Effects of pitched tips of novel kneading disks on melt mixing in twin-screw extrusion

TL;DR

This study investigates how pitched-tip modifications to kneading disks in twin-screw extruders influence melt mixing, showing that backward tips enhance stress and potentially improve dispersive mixing without affecting residence time fluctuations.

Contribution

It introduces the effects of pitched-tip angles on kneading disk performance, providing insights for optimizing mixing device design in polymer and rubber processing.

Findings

Pitched tips increase fluid stress in high-stress regions.

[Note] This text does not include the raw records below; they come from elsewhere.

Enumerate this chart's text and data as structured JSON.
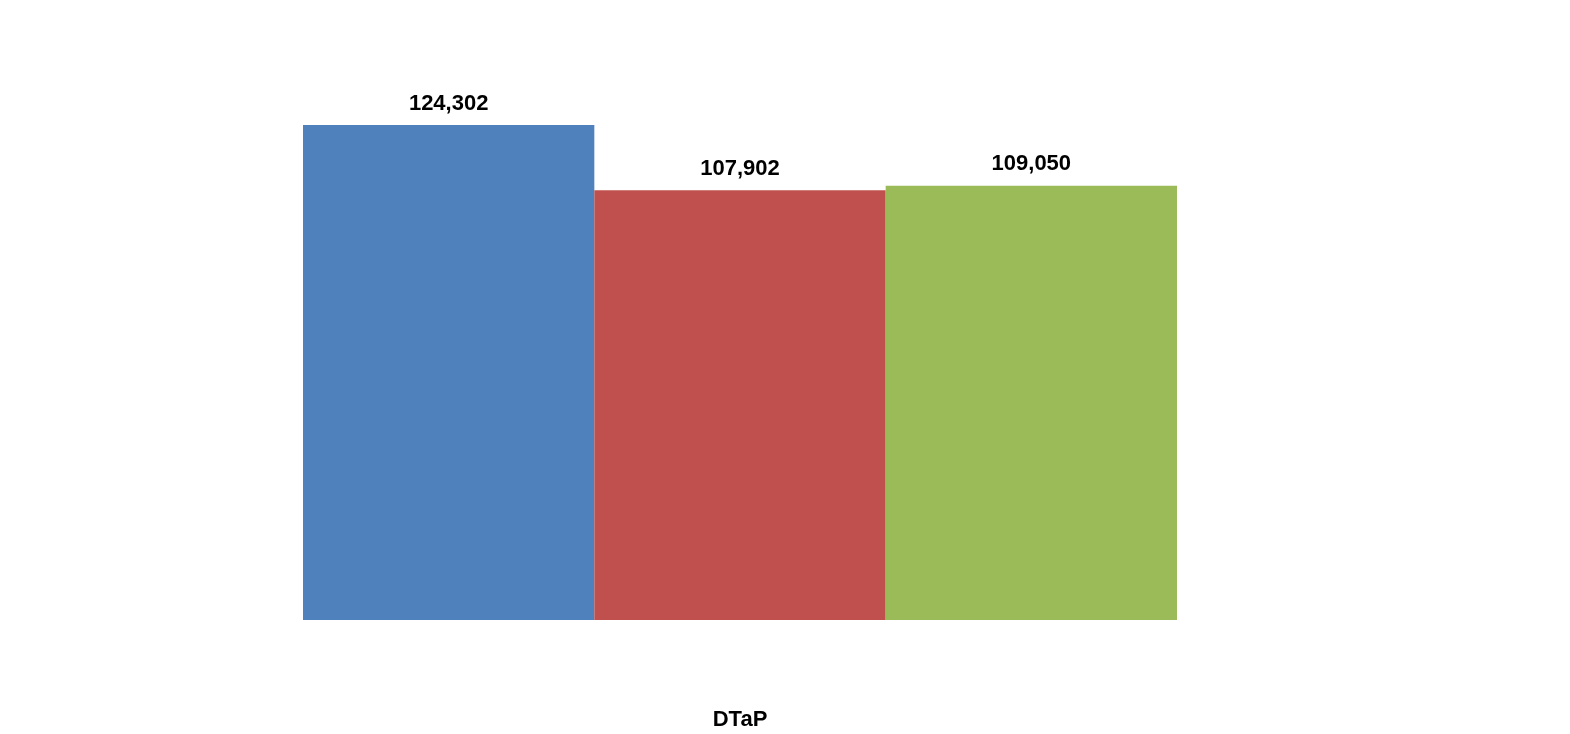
{
  "chart_data": {
    "type": "bar",
    "categories": [
      null,
      null,
      null
    ],
    "xlabel": "DTaP",
    "values": [
      124302,
      107902,
      109050
    ],
    "value_labels": [
      "124,302",
      "107,902",
      "109,050"
    ],
    "colors": [
      "#4f81bd",
      "#c0504d",
      "#9bbb59"
    ],
    "grid": false
  }
}
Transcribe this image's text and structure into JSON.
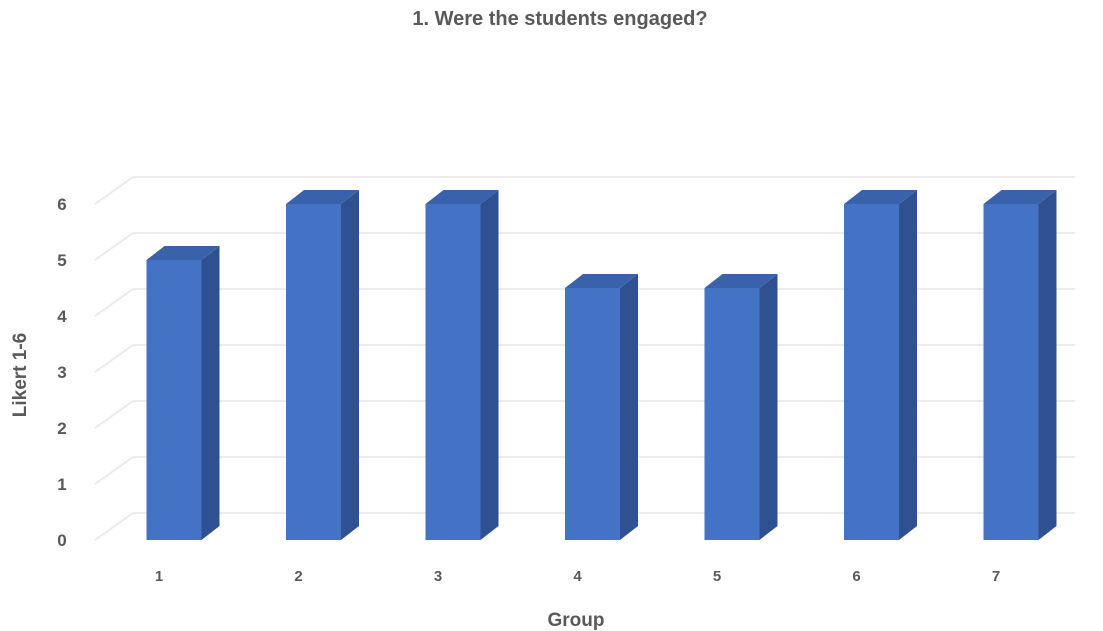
{
  "chart_data": {
    "type": "bar",
    "title": "1. Were the students engaged?",
    "xlabel": "Group",
    "ylabel": "Likert 1-6",
    "categories": [
      "1",
      "2",
      "3",
      "4",
      "5",
      "6",
      "7"
    ],
    "values": [
      5,
      6,
      6,
      4.5,
      4.5,
      6,
      6
    ],
    "ylim": [
      0,
      6
    ],
    "yticks": [
      "0",
      "1",
      "2",
      "3",
      "4",
      "5",
      "6"
    ],
    "grid": true,
    "legend": "none",
    "style": "3d-column",
    "colors": {
      "front": "#4472C4",
      "side": "#2F5191",
      "top": "#3A62AB",
      "grid": "#E6E6E6",
      "text": "#595959"
    }
  }
}
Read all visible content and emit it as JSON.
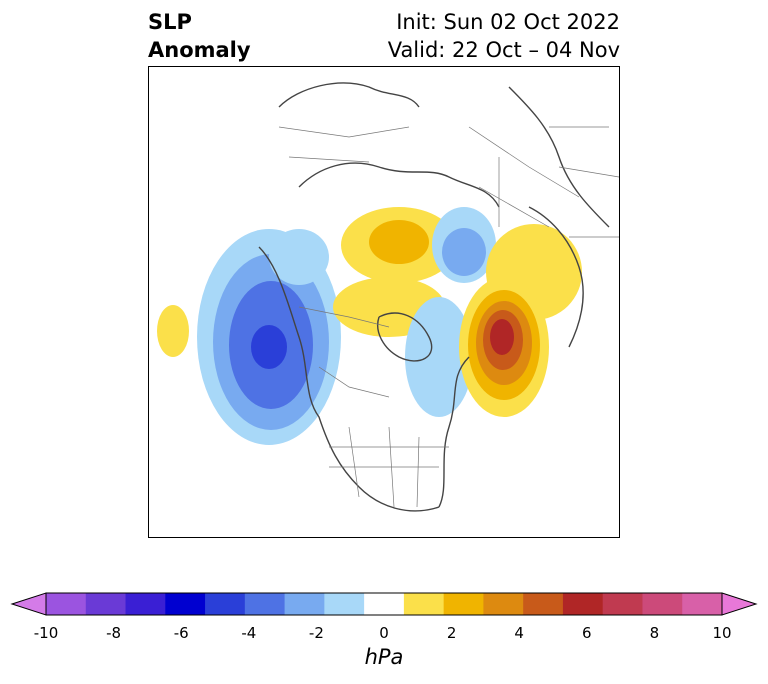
{
  "header": {
    "title_line1": "SLP",
    "title_line2": "Anomaly",
    "init": "Init: Sun 02 Oct 2022",
    "valid": "Valid: 22 Oct – 04 Nov"
  },
  "colorbar": {
    "unit_label": "hPa",
    "ticks": [
      "-10",
      "-8",
      "-6",
      "-4",
      "-2",
      "0",
      "2",
      "4",
      "6",
      "8",
      "10"
    ],
    "colors": [
      "#d47be8",
      "#9b54e0",
      "#6a3ad6",
      "#3a1fd4",
      "#0000d0",
      "#2a3fd8",
      "#4e72e4",
      "#78aaf0",
      "#a8d8f8",
      "#ffffff",
      "#fbe04a",
      "#f0b400",
      "#dd8a10",
      "#c85a1a",
      "#b02626",
      "#c03a50",
      "#cc4a7a",
      "#d860a8",
      "#e878d8"
    ]
  },
  "map": {
    "projection": "north-polar-stereographic",
    "anomalies": [
      {
        "name": "north-pacific-low",
        "sign": "negative",
        "peak_hpa": -6
      },
      {
        "name": "western-alaska-low-weak",
        "sign": "negative",
        "peak_hpa": -2
      },
      {
        "name": "hawaii-high-weak",
        "sign": "positive",
        "peak_hpa": 2
      },
      {
        "name": "greenland-high",
        "sign": "positive",
        "peak_hpa": 3
      },
      {
        "name": "scandinavia-low",
        "sign": "negative",
        "peak_hpa": -3
      },
      {
        "name": "siberia-high",
        "sign": "positive",
        "peak_hpa": 2
      },
      {
        "name": "north-atlantic-europe-high",
        "sign": "positive",
        "peak_hpa": 7
      },
      {
        "name": "arctic-canada-low",
        "sign": "negative",
        "peak_hpa": -2
      }
    ]
  }
}
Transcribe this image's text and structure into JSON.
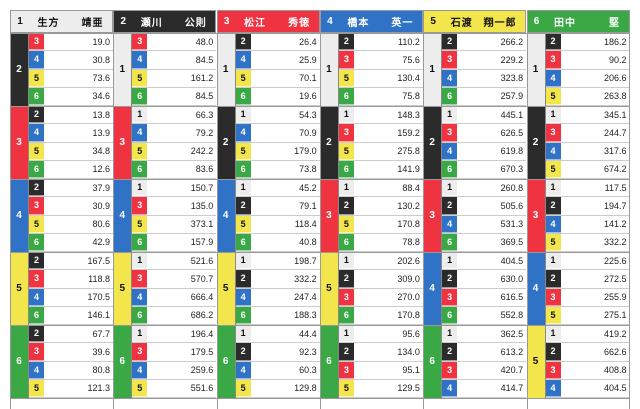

Backward pitched tips raise mean applied stress, improving dispersive mixing.

Residence time fluctuations remain unchanged with pitched tips.

Abstract

In mixing highly viscous materials, like polymers, foods, and rubbers, the geometric structure of the mixing device is a determining factor for the quality of the mixing process. In pitched-tip kneading disks (ptKD), a novel type of mixing element, based on conventional kneading disks (KD), the tip angle is modified to change the channel geometry as well as the drag ability of KD. We discuss the effects of the tip angle in ptKD on mixing characteristics based on numerical simulation of the flow in the melt-mixing zone under different feed rates and a screw rotation speed. It turns out that the passage of fluid through the high-stress regions increases in ptKD compared to conventional KD regardless of the directions and sizes of the tip angle, while the fluctuation in residence time stays at the same level as the conventional KD. Furthermore, pitched tips of backward direction increase the mean applied stress on the fluid elements during its residence in the melt-mixing zone, suggesting the enhancement of dispersive mixing quality in ptKD. These understandings of the role of the tip angle on KD can give a basic guide in selecting and designing suitable angle parameters of ptKD for different mixing purposes.